IBC CEO sees reasons for optimism

Jan. 6, 2020 — THIS YEAR is shaping up to be a challenging one for the p&c industry but the president and CEO of the Insurance Bureau of Canada says he expects there will also be bright spots.

Don Forgeron told Thompson’s he believes there are reasons to be optimistic about auto insurance, despite the need of reform in several provinces.

In B.C., he said, consumer advocacy efforts  appear to be paying off with thousands of drivers in the province voicing concern about the monopoly over basic auto coverage held by the Insurance Corp. of B.C., the government-owned auto insurer.

Almost 14,000 drivers have joined a campaign called DrivingChoice which is advocating to bring choice to the province’s basic auto insurance market.

In Alberta, the government has allowed a  cap on auto rate increases to expire and Mr. Forgeron noted that the province has recently become the first to provide customers with the option of a fully digital insurance experience.

And, as reported this week on page 1, the Alberta government announced the creation of an advisory committee that will review the auto insurance system.

“I’m optimistic that the new year will bring additional changes to give consumers more choice and stability,” he said.

Turning to Ontario, Mr.

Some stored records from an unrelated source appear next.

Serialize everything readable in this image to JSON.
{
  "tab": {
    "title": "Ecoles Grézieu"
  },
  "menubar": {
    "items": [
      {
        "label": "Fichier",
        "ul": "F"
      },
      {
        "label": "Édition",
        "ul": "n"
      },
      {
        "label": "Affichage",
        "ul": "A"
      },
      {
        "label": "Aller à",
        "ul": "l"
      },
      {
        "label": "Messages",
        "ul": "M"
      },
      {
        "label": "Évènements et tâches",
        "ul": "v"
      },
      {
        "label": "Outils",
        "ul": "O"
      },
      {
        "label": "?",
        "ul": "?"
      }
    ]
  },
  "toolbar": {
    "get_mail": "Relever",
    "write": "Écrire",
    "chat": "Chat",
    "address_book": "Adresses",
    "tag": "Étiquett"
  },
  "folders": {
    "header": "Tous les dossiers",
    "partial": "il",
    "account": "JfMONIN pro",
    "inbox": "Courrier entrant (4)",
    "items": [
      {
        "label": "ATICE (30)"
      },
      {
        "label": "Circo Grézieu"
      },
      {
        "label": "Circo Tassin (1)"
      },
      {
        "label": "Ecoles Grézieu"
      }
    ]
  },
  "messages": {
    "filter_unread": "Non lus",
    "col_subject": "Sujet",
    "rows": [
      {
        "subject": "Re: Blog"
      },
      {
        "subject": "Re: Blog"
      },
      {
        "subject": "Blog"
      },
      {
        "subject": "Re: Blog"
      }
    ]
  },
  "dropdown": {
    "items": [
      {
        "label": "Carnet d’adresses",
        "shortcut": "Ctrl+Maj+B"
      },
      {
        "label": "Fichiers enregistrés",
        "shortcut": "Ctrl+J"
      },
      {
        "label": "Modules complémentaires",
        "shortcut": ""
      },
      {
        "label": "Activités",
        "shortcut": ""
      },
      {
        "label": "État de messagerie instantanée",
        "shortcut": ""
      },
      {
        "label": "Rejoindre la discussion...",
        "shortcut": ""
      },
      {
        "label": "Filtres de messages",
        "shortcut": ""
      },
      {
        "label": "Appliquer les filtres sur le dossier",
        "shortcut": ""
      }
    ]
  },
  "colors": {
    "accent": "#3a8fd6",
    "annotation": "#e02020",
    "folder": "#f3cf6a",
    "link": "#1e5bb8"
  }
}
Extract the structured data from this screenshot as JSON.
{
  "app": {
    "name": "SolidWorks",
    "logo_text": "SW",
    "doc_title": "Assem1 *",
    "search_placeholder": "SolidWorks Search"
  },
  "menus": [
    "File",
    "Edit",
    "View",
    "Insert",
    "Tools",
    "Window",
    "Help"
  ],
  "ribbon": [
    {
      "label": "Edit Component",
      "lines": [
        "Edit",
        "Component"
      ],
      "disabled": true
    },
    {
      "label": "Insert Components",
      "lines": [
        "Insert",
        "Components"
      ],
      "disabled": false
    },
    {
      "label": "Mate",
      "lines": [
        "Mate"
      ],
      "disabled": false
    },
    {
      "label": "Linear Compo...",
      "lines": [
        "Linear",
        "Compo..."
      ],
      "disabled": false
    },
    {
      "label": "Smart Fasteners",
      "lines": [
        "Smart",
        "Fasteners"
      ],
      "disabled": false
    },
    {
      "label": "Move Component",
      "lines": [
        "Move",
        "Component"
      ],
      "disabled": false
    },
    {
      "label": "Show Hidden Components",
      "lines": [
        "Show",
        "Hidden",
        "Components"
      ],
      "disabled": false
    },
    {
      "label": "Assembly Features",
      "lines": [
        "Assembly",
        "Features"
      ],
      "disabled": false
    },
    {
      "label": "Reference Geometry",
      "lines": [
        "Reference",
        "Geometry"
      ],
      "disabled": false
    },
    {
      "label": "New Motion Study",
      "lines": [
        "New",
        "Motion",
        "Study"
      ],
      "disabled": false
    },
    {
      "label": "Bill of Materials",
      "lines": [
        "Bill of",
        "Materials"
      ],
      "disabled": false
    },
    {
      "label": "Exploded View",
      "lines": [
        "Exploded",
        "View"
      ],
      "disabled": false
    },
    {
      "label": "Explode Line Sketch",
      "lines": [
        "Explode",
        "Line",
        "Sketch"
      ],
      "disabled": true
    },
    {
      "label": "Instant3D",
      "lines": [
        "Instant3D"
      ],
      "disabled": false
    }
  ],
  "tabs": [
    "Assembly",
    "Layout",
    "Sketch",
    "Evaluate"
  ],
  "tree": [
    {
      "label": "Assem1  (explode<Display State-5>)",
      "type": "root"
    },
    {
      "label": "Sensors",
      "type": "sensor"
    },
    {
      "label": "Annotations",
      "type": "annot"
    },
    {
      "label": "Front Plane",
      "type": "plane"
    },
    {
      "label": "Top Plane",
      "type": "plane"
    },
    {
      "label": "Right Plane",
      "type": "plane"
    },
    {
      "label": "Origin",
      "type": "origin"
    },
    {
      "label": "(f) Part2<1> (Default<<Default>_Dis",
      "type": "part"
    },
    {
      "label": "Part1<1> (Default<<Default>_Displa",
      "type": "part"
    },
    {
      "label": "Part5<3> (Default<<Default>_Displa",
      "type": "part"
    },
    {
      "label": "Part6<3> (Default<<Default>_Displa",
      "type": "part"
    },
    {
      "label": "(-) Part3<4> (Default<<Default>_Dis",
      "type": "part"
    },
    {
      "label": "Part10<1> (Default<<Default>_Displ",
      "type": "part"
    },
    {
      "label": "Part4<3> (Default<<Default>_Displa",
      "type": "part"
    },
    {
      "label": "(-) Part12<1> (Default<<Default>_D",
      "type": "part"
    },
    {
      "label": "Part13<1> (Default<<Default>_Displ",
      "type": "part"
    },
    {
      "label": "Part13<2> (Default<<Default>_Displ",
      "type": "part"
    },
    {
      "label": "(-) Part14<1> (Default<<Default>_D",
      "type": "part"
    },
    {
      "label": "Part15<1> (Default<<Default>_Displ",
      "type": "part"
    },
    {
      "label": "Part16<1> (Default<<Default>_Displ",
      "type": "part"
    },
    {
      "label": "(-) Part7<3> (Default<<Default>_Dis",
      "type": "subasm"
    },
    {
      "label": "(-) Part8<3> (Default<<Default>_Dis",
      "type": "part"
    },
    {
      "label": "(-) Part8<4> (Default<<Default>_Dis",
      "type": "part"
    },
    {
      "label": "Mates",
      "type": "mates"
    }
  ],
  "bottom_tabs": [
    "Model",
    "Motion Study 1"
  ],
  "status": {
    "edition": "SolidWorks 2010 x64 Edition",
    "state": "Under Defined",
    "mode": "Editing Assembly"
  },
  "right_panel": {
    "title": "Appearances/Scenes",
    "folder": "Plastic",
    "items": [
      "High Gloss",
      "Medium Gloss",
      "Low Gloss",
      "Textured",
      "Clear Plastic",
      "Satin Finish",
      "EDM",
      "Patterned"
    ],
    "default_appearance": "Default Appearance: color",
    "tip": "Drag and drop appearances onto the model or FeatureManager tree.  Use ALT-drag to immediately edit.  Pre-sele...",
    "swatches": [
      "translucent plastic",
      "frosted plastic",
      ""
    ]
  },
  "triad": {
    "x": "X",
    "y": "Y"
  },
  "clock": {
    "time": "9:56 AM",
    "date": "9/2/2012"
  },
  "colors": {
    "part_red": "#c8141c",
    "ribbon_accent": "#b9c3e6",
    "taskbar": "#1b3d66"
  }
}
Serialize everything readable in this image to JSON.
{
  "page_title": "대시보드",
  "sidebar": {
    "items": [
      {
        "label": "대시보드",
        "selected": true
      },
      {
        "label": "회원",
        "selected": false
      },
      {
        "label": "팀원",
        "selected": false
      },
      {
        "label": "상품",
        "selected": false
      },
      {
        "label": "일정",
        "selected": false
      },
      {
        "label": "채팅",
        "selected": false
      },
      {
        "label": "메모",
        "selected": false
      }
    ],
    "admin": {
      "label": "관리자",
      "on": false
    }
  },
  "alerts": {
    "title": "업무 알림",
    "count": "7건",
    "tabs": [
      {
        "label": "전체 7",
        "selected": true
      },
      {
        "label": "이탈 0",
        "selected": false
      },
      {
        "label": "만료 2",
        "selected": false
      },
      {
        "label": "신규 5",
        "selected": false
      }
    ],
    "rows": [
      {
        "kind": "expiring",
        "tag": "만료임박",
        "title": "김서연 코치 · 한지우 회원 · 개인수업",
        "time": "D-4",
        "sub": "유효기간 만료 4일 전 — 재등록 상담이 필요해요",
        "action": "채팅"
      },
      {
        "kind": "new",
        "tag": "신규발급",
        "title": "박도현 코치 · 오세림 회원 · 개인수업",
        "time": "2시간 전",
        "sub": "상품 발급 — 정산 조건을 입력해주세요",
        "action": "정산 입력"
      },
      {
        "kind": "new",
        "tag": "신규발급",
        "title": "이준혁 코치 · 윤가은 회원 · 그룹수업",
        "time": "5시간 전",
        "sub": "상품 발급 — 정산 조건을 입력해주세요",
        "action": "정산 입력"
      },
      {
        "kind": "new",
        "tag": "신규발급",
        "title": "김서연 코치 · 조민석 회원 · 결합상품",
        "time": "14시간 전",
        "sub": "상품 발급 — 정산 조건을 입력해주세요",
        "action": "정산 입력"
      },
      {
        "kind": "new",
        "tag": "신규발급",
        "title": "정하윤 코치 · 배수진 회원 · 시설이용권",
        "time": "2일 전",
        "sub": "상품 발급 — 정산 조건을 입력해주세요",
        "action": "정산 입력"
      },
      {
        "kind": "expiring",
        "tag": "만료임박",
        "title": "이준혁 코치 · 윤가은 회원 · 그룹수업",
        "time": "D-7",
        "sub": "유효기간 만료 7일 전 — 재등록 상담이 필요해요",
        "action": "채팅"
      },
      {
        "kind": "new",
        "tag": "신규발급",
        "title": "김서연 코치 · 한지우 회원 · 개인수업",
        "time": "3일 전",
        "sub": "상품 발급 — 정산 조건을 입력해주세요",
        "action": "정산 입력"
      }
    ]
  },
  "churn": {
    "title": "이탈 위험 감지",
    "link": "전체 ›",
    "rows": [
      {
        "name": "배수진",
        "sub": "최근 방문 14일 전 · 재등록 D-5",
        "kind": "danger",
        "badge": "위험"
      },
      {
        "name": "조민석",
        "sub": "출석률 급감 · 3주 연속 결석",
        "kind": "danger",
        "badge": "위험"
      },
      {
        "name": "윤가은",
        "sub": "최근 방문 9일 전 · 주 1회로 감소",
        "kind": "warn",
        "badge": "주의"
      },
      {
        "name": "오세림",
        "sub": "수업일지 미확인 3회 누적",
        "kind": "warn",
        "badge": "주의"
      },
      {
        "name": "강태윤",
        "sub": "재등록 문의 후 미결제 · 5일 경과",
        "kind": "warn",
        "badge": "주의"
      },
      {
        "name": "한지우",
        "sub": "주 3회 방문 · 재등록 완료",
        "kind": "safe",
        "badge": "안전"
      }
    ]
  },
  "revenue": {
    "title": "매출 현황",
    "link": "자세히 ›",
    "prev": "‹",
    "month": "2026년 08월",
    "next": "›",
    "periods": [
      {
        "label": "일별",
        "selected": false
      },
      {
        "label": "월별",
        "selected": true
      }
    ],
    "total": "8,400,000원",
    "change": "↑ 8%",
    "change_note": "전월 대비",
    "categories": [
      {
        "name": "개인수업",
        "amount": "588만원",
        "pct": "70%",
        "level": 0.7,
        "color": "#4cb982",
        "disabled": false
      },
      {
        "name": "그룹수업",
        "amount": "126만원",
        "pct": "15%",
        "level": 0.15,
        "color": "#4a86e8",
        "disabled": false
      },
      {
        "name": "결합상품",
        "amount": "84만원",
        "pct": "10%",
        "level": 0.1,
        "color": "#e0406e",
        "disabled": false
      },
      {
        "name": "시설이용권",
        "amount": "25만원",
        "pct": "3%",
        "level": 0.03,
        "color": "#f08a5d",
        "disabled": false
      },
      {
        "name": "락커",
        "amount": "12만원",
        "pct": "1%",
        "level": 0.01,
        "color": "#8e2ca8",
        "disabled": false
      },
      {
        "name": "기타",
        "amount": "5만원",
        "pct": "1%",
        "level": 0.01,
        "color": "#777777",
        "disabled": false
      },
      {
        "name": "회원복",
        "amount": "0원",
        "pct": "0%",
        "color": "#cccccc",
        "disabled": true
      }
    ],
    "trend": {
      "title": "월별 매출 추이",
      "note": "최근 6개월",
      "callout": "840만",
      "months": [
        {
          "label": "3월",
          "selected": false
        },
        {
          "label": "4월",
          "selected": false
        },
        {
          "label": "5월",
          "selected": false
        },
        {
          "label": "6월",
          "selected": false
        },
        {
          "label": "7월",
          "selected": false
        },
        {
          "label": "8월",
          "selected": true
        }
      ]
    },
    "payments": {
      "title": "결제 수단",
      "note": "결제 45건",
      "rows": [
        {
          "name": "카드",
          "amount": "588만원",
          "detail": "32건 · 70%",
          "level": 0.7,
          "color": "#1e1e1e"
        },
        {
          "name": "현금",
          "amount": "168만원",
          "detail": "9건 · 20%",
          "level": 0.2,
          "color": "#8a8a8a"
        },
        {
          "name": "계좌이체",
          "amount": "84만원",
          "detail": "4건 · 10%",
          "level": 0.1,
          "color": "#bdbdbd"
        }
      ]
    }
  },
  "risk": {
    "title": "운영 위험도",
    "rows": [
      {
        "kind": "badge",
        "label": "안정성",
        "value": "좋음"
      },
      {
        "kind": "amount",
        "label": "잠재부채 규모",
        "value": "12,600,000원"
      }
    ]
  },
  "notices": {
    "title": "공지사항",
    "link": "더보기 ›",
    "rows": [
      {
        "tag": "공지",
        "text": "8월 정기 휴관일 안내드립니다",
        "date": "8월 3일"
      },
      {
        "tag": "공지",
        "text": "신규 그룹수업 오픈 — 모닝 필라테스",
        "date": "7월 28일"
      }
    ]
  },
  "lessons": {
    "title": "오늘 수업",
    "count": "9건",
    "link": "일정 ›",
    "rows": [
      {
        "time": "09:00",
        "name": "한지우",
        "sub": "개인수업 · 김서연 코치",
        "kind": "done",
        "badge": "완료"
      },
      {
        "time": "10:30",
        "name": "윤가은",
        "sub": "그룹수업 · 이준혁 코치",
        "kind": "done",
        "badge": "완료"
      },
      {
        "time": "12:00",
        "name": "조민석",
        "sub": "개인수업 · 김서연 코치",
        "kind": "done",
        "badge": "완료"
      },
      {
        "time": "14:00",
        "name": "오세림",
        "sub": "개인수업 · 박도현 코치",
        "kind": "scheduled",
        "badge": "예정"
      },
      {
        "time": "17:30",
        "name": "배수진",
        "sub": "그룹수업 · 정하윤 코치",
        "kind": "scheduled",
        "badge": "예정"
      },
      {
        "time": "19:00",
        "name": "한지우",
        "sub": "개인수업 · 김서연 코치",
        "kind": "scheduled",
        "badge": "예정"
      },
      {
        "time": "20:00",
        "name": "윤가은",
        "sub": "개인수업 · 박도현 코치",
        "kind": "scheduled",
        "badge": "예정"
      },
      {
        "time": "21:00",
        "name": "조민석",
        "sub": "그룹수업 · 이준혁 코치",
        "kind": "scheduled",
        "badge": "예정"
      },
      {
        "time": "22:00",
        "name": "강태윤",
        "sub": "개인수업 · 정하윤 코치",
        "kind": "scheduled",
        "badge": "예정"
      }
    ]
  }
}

Forgeron said there is reason to be bullish about auto insurance in the province for the first time in a long time.

“In the government’s fall economic statement, it reaffirmed its commitment to reforming the auto insurance system and cutting system costs in a sustainable way. The Financial Services Regulatory Authority of Ontario, which became operational in June 2019, announced a new standard rate filing process that insurers have long been advocating for.”

He said he is also impressed by the progress the province has made in addressing insurance fraud, and he is expecting some real progress will be made on the issue in 2020.

Meanwhile, he said, reforms are needed in Nova Scotia and New Brunswick to provide more than short-term relief to escalating costs for auto insurance there.

In Newfoundland and Labrador, recently passed legislation means 2020 should see a more efficient rate regulation process, he said.

On the topic of a continuing hardening commercial insurance segment, Mr. Forgeron said the industry’s role is to demonstrate that the market is responsive, adaptable and able to handle issues without intervention or strict guidelines.

He said the hardening of the commercial market has been a long time in coming, and is the result of many years of poor results.

“We know that cycles come and go and this one, too, shall pass at some point,” Mr. Forgeron said.

“In the meantime, IBC will work with governments and stakeholders to provide the type of risk management advice that we are known for and which will assist those risks having trouble accessing affordable coverage.”

He said the bureau will likely form a task force to review issues with the hardening market with other stakeholders.